Royal Bank of Scotland’s new chief executive today declared she would halve the size of its loss-making NatWest Markets investment bank in a move likely to mean major City job cuts.

The 5000-strong workforce has long feared such a cull as RBS refocuses away from its disastrous past of buccaneering trading and global banking and on to the more traditional work of lending to people and businesses in the UK.

The bank will continue offering services for its commercial banking clients such as foreign exchange, raising debt in the City and managing interest rate exposures, but will stop trading on behalf of asset managers and financial institutions.

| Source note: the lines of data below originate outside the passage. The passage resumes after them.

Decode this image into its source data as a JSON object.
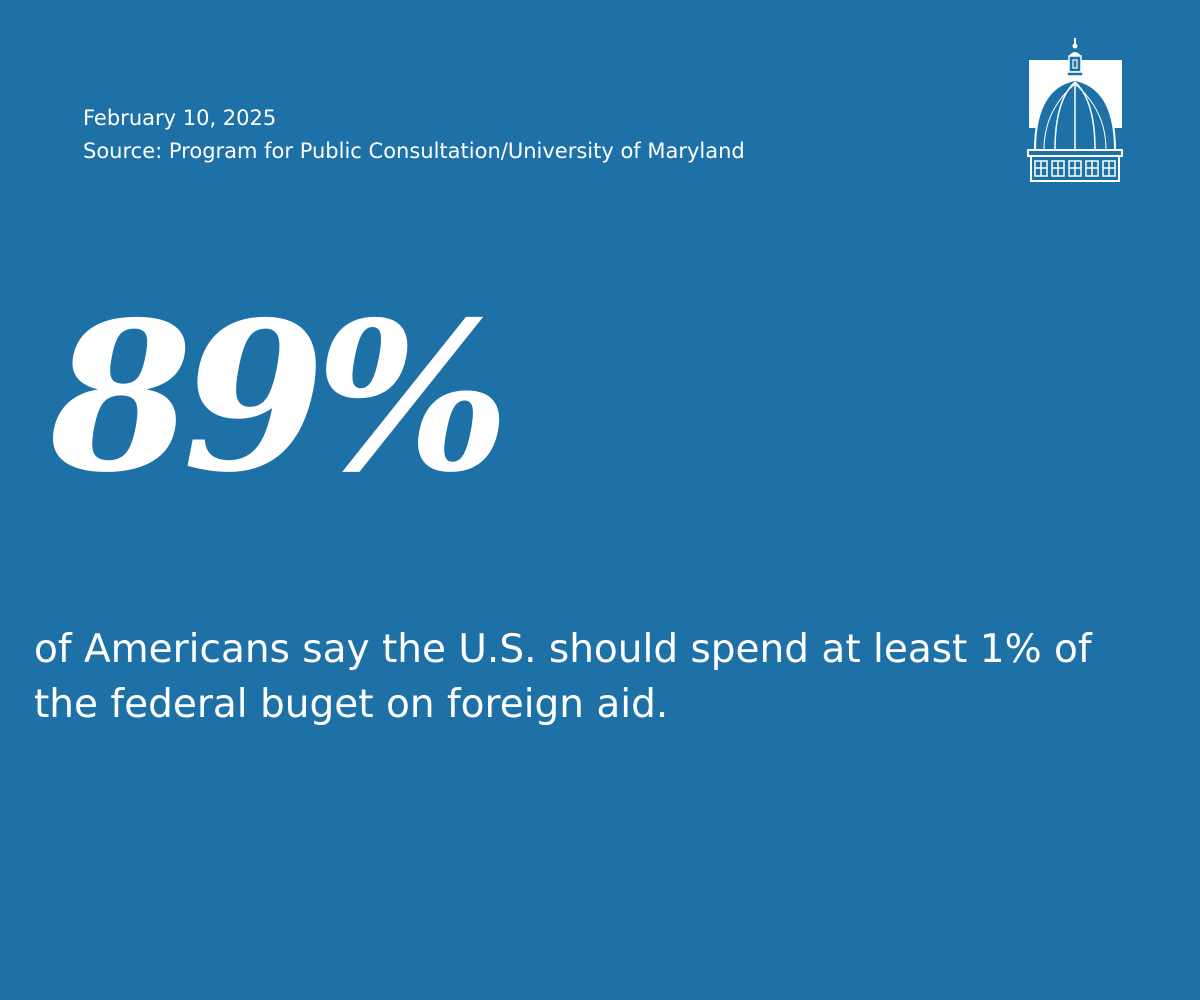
{
  "header": {
    "date": "February 10, 2025",
    "source": "Source: Program for Public Consultation/University of Maryland"
  },
  "stat": {
    "value": "89%"
  },
  "statement": {
    "text": "of Americans say the U.S. should spend at least 1% of the federal buget on foreign aid."
  },
  "logo": {
    "icon": "capitol-dome-icon"
  },
  "colors": {
    "background": "#1e71a7",
    "text": "#ffffff"
  }
}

Chief executive Alison Rose said the move was a continuation of the efforts of her predecessor Ross McEwan to simplify the organisation and would free up £3 billion of funding tied up in supporting NatWest Markets’ trading to be used elsewhere.

“We are still too complicated for our customers,” she said. “This complexity creates ‘bad costs’ — costs that provide no benefit to customers.”

While she refused to comment on how big the City jobs axe was likely to be, she singled out the rates business as being set for cuts.

Rose announced a flurry of changes at the bank, including a £250 million cost reduction plan from an organisation that already cut thousands of jobs last year. She hinted, however, that there may be some respite from branch closures that have proved unpopular in a business that was bailed out with £45.5 billion of public money in the financial crisis. “We now have over 800 branches, mobile banking vans and access to customers through Post Offices and we think that is about the right shape and size,” she said.

Shares tumbled 5% despite a surge in profits as investors were disappointed at the small final dividend of 1.4p and a cut to Rose’s forecasts for the bank’s profitability this year. She lowered her return on equity target from 12% to 9%-11%, citing Brexit uncertainty. Investors’ disappointment was marked as the bank beat City forecasts with profits for the fourth quarter of £1.55 billion.

Chairman Howard Davies said he had not spoken yet to new Chancellor Rishi Sunak but said Boris Johnson’s government had repeated its aim of selling down the taxpayer’s 62% stake in the bank. “I would expect enthusiasm and energy to be put behind the divestment of the Government’s stake.”